FIELD OF THE DISCLOSURE
[0003] This disclosure relates to multi-directional electromagnetic
radiation output devices, and particularly to ultra-small resonant
structures, and arrays formed there from, together with the
formation of, in conjunction with and in association with
separately formed reflectors, positioned adjacent the ultra-small
resonant structures. As the ultra-small resonant structures are
excited and produce out put energy, light or other electromagnetic
radiation (EMR), that output will be observable in or from multiple
directions.
INTRODUCTION
[0004] Electroplating is well known and is used in a variety of
applications, including the production of microelectronics, and in
particular the ultra-small resonant structures referenced herein.
For example, an integrated circuit can be electroplated with copper
to fill structural recesses. In a similar way, a variety of etching
techniques can also be used to form ultra-small resonant
structures. In this regard, reference can be had to Ser. Nos.
10/917,511 and 11/203,407, previously noted above, and attention is
directed to them for further details on each of these techniques,
consequently those details do not need to be repeated herein.
[0005] Ultra-small structures encompass a range of structure sizes
sometimes described as micro- or nano-sized. Objects with
dimensions measured in ones, tens or hundreds of microns are
described as micro-sized. Objects with dimensions measured in ones,
tens or hundreds of nanometers or less are commonly designated
nano-sized. Ultra-small hereinafter refers to structures and
features ranging in size from hundreds of microns in size to ones
of nanometers in size.
[0006] The devices of the present invention produce electromagnetic
radiation by the excitation of ultra-small resonant structures. The
resonant excitation in a device according to the invention is
induced by electromagnetic interaction which is caused, e.g., by
the passing of a charged particle beam in close proximity to the
device. The charged particle beam can include ions (positive or
negative), electrons, protons and the like. The beam may be
produced by any source, including, e.g., without limitation an ion
gun, a tungsten filament, a cathode, a planar vacuum triode, an
electron-impact ionizer, a laser ionizer, a chemical ionizer, a
thermal ionizer, an ion-impact ionizer.
[0007] Plating techniques, in addition to permitting the creation
of smooth walled micro structures, also permit the creation of
additional, free formed or grown structures that can have a wide
variety of side wall or exterior surface characteristics, depending
upon the plating parameters. The exterior surface can vary from
smooth to very rough structures, and a multitude of degrees of each
in between. Such additional ultra small structures can be formed or
created adjacent the primary formation or array of ultra-small
resonant structures so that when the latter are excited by a beam
of charged particles moving there past, such additional ultra-small
structures can act as reflectors permitting the out put from the
excited ultra-small resonant structures to be directed or view from
multiple directions.
[0008] A multitude of applications exist for electromagnetic
radiating devices that can produce EMR at frequencies spanning the
infrared, visible, and ultra-violet spectrums, in multiple
directions.
Glossary
[0009] As used throughout this document:
[0010] The phrase "ultra-small resonant structure" shall mean any
structure of any material, type or microscopic size that by its
characteristics causes electrons to resonate at a frequency in
excess of the microwave frequency.
[0011] The term "ultra-small" within the phrase "ultra-small
resonant structure" shall mean microscopic structural dimensions
and shall include so-called "micro" structures, "nano" structures,
or any other very small structures that will produce resonance at
frequencies in excess of microwave frequencies.

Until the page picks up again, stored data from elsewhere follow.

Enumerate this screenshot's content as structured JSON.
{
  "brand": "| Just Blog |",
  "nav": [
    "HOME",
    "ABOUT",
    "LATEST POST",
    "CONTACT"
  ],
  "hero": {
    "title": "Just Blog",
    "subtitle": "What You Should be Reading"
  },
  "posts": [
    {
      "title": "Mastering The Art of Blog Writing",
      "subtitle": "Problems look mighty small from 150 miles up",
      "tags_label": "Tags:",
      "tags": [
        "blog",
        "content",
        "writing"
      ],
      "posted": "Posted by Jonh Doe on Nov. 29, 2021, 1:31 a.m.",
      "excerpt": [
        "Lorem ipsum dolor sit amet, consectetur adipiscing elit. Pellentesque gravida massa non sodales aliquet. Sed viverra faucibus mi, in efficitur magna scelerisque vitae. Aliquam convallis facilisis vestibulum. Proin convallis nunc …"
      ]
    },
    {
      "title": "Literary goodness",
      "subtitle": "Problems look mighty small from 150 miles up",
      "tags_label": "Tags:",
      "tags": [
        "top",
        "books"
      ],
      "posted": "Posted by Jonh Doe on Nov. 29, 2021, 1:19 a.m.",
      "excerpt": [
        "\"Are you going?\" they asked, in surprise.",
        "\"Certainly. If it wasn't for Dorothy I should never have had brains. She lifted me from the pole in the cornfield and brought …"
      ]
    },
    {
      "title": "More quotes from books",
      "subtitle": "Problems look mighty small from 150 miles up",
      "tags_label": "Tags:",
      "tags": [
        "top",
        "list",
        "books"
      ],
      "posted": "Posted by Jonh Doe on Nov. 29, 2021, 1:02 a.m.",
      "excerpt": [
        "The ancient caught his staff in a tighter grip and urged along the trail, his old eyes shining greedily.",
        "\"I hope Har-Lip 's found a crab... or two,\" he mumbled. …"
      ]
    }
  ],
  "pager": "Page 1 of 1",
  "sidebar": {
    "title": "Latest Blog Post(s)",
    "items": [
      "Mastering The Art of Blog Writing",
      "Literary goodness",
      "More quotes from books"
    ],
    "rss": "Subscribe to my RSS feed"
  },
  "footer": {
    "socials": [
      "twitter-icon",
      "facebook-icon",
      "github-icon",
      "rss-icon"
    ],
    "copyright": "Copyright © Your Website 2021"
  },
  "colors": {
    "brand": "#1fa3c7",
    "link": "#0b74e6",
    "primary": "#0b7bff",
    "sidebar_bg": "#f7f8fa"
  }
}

DESCRIPTION OF PRESENTLY PREFERRED EXAMPLES OF THE INVENTION
Brief Description of Figures
[0012] The invention is better understood by reading the following
detailed description with reference to the accompanying drawings in
which:
[0013] FIGS. 1A-1C comprise a diagrammatic showing of three steps
in forming the reflectors;
[0014] FIG. 2A-2E comprise a diagrammatic showing of forming a
reflector having an alternative shape;
[0015] FIG. 3 shows one exemplary configuration of ultra-small
resonant structures and the additional reflectors; and
[0016] FIG. 4 shows another exemplary configuration of ultra-small
resonant structures and additional reflectors.
DESCRIPTION
[0017] FIG. 1A is a schematic drawing of selected steps in the
process of forming ultra-small resonant structures and the
additional structures that will serve as reflectors. It should be
understood that the reflectors disclosed herein are deemed novel in
their own right, and the invention contemplates the formation and
use of reflectors by themselves, as well as in combination with
other structures including the ultra-small resonant structures
referenced herein and in the above applications. Reference can be
made to application Ser. No. 11/203,407 for details on electro
plating processing techniques that can be used in the formation of
ultra-small resonant structures as well as the additional
ultra-small structures that will serve as reflectors, and those
techniques will not be repeated herein.
[0018] In one presently preferred embodiment, an array of
ultra-small resonant structures can be prepared by evaporating a
0.1 to 0.3 nanometer thick layer of nickel (Ni) onto the surface of
a silicon (Si) wafer, or a like substrate, to form a conductive
layer on that substrate. The artisan will recognize that the
substrate need not be silicon. The substrate can be substantially
flat and may be either conductive or non-conductive with a
conductive layer applied by other means. In the same processing a
10 to 300 nanometer layer of silver (Ag) can then be deposited
using electron beam evaporation on top of the nickel layer.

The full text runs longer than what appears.